The Act, in its current form, does not make NQA accreditation compulsory, and institutions are free to register and operate without accreditation.
Gertze said the NQA, together with the Ministry of Higher Education, Training and Innovation, has started the process of amending the Act.
In an interview with the Windhoek Observer this week, he said the qualifications authority only evaluates degrees or certificates attained at accredited institutions.
As it stands, only 44 education institutions in the country are accredited, with 12 currently in the process of acquiring accreditation.
The NQA has previously reported that over the past three years, a total of 18 institutions were denied accreditation, as they did not meet the requirements, as contained in the gazetted Accreditation Regulations.
“Due to the fact that bogus institutions usually operate in the shadows, it is impossible to keep a record of their exact number and whereabouts, and hence the need for wider corporation to identify these institutions,” Gertze said.
He warned that those institutions which are found to be operating in contravention of the law are liable to pay a penalty, while their owners also face imprisonment.

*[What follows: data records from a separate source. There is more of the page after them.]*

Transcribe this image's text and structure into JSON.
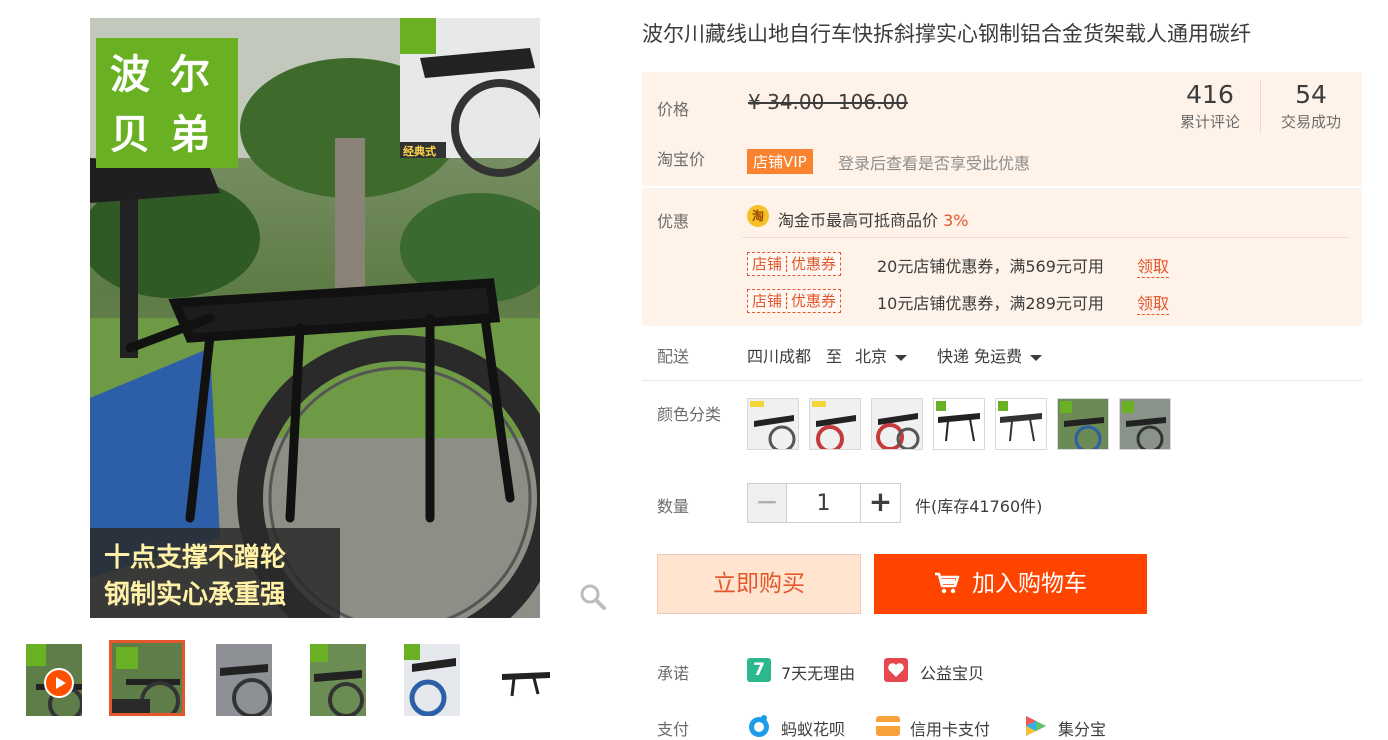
{
  "gallery": {
    "brand": [
      "波",
      "尔",
      "贝",
      "弟"
    ],
    "badge": "经典式",
    "banner_line1": "十点支撑不蹭轮",
    "banner_line2": "钢制实心承重强",
    "thumbnails": [
      "video",
      "image",
      "image",
      "image",
      "image",
      "image"
    ],
    "selected_index": 1
  },
  "product": {
    "title": "波尔川藏线山地自行车快拆斜撑实心钢制铝合金货架载人通用碳纤"
  },
  "price": {
    "label": "价格",
    "value": "¥ 34.00 -106.00",
    "taobao_label": "淘宝价",
    "vip_badge": "店铺VIP",
    "vip_text": "登录后查看是否享受此优惠",
    "reviews_count": "416",
    "reviews_label": "累计评论",
    "sales_count": "54",
    "sales_label": "交易成功"
  },
  "promo": {
    "label": "优惠",
    "coin_icon": "淘",
    "coin_text": "淘金币最高可抵商品价",
    "coin_pct": "3%",
    "coupons": [
      {
        "tag": "店铺┊优惠券",
        "desc": "20元店铺优惠券，满569元可用",
        "action": "领取"
      },
      {
        "tag": "店铺┊优惠券",
        "desc": "10元店铺优惠券，满289元可用",
        "action": "领取"
      }
    ]
  },
  "shipping": {
    "label": "配送",
    "from": "四川成都",
    "to_word": "至",
    "to": "北京",
    "method": "快递 免运费"
  },
  "colors": {
    "label": "颜色分类",
    "swatches": [
      "swatch-1",
      "swatch-2",
      "swatch-3",
      "swatch-4",
      "swatch-5",
      "swatch-6",
      "swatch-7"
    ]
  },
  "quantity": {
    "label": "数量",
    "value": "1",
    "minus": "−",
    "plus": "+",
    "stock": "件(库存41760件)"
  },
  "actions": {
    "buy_now": "立即购买",
    "add_cart": "加入购物车"
  },
  "promise": {
    "label": "承诺",
    "items": [
      "7天无理由",
      "公益宝贝"
    ],
    "seven_icon": "7"
  },
  "payment": {
    "label": "支付",
    "items": [
      "蚂蚁花呗",
      "信用卡支付",
      "集分宝"
    ]
  },
  "theme": {
    "accent": "#ff4400",
    "accent_text": "#e4572d",
    "price_bg": "#fff2e8",
    "brand_green": "#6ab023"
  }
}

“Training providers operating in Namibia, including those offering franchised courses, must be accredited by the NQA,” he said.
In December last year, the NQA released the names of all accredited Namibian training providers. The list is available on the NQA website.
Asked about courses run by colleges that are not accredited in Namibia, but are recognised internationally, Gertze said all training providers operating in Namibia, including those offering franchise courses, must be accredited by the NQA.
As it stands, the NQA is not sure when the process to amend the Act will be finalised.
“The process is outside of our scope of interest, as it involves a number of stakeholders, so we cannot pre-empt when that will be,” Gertze said.